Las casas que me rodean podrían ser el decorado de una proyección; podrían ser imágenes en una pantalla cinematográfica. Tengo la sensación de que, si me alejo demasiado, me tropezaré con un lienzo o atravesaré una pared de papel y saldré a una oscuridad vacía y al final de todo.
No sé por qué, pero ya no tengo miedo. En cambio, me siento aletargada, lo que es peor. ¿Por qué habría de importarme un planeta anodino poblado por personas anodinas? ¿A quién le importa un lugar en el que no hay ningún Ky?
Me doy cuenta de que ésta es una de las razones por las que lo necesito. Porque, cuando estoy con él, siento.
Pero Ky no está. Yo he visto cómo sucedía.
Yo he hecho que sucediera.
«¿También tuvo que hacer esto Sísifo? ¿Parar un momento para concentrarse en mantenerse firme, en empujar la piedra sólo lo suficiente para que no retrocediera y lo aplastase, antes de poder siquiera pensar en reanudar el ascenso?»
La pastilla roja ha surtido efecto casi de inmediato después de que los policías y los funcionarios nos hayan acompañado a casa. Los acontecimientos de las últimas doce horas se han borrado en las mentes de mi familia. Hace menos de una hora, ha llegado una remesa de pastilleros nuevos con una carta que explica que los nuestros eran defectuosos y han sido retirados esta misma mañana.
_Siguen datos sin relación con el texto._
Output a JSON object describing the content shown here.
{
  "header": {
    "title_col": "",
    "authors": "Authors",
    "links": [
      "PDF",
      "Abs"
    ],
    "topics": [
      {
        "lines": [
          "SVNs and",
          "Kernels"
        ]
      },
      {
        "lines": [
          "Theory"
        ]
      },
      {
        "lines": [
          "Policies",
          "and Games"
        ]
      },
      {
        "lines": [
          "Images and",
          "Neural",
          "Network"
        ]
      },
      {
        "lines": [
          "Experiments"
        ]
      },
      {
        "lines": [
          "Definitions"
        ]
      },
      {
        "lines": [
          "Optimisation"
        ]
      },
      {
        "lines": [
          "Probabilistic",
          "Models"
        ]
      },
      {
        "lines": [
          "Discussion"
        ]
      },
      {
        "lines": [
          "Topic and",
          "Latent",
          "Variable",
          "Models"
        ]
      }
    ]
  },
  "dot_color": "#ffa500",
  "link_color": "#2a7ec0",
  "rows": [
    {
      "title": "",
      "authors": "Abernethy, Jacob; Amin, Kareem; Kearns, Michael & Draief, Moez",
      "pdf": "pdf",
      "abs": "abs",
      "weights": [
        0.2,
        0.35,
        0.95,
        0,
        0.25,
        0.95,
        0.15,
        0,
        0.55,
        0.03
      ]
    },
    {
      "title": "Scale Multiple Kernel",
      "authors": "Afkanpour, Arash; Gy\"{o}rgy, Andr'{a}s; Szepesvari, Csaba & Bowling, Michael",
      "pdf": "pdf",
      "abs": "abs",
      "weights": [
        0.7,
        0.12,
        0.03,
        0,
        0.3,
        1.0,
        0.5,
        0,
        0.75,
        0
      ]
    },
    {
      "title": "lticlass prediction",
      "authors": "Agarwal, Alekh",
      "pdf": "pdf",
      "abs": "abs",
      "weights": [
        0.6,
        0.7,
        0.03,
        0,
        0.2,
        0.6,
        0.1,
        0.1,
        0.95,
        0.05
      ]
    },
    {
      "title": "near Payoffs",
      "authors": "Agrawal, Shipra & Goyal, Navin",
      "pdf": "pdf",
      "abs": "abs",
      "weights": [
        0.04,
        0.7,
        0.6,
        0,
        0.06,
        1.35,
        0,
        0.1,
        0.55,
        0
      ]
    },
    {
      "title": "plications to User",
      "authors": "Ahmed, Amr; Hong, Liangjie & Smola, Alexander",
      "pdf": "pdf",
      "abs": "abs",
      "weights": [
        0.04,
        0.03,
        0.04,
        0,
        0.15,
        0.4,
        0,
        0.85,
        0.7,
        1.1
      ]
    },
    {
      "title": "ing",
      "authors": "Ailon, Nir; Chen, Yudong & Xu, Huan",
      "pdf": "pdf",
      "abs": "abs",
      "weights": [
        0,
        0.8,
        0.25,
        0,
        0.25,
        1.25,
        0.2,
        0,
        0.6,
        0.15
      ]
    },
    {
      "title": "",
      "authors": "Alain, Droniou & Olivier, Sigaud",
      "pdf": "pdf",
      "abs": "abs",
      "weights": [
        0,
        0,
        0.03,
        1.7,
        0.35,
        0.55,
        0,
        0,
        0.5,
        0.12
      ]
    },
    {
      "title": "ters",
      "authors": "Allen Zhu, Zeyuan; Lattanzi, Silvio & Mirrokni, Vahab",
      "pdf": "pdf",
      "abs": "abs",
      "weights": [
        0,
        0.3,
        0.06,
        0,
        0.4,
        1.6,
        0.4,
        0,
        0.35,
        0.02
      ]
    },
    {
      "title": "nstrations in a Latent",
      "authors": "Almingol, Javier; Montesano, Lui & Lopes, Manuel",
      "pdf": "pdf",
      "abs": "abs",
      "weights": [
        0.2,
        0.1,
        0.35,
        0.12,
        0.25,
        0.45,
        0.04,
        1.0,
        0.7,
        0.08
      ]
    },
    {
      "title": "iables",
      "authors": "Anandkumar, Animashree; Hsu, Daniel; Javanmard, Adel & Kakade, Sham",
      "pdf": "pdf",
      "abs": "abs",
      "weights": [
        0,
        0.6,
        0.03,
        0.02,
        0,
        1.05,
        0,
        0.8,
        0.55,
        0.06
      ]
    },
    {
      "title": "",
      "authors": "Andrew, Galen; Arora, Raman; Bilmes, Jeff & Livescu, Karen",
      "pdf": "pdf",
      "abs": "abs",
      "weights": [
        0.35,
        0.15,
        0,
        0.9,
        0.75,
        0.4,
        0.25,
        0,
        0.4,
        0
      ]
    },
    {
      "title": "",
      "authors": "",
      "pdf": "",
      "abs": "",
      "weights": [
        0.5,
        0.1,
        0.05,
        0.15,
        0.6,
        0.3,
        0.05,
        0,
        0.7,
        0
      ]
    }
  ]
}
El resto de mi familia acepta la explicación sin cuestionarla. Tiene otras cosas de que preocuparse.
Mi madre está confundida: ¿dónde puso su terminal portátil anoche cuando terminó con él? Bram no se acuerda de si acabó de escribir su trabajo en el calígrafo.
—Pues enciéndelo y compruébalo, cielo —dice mi madre aturdida.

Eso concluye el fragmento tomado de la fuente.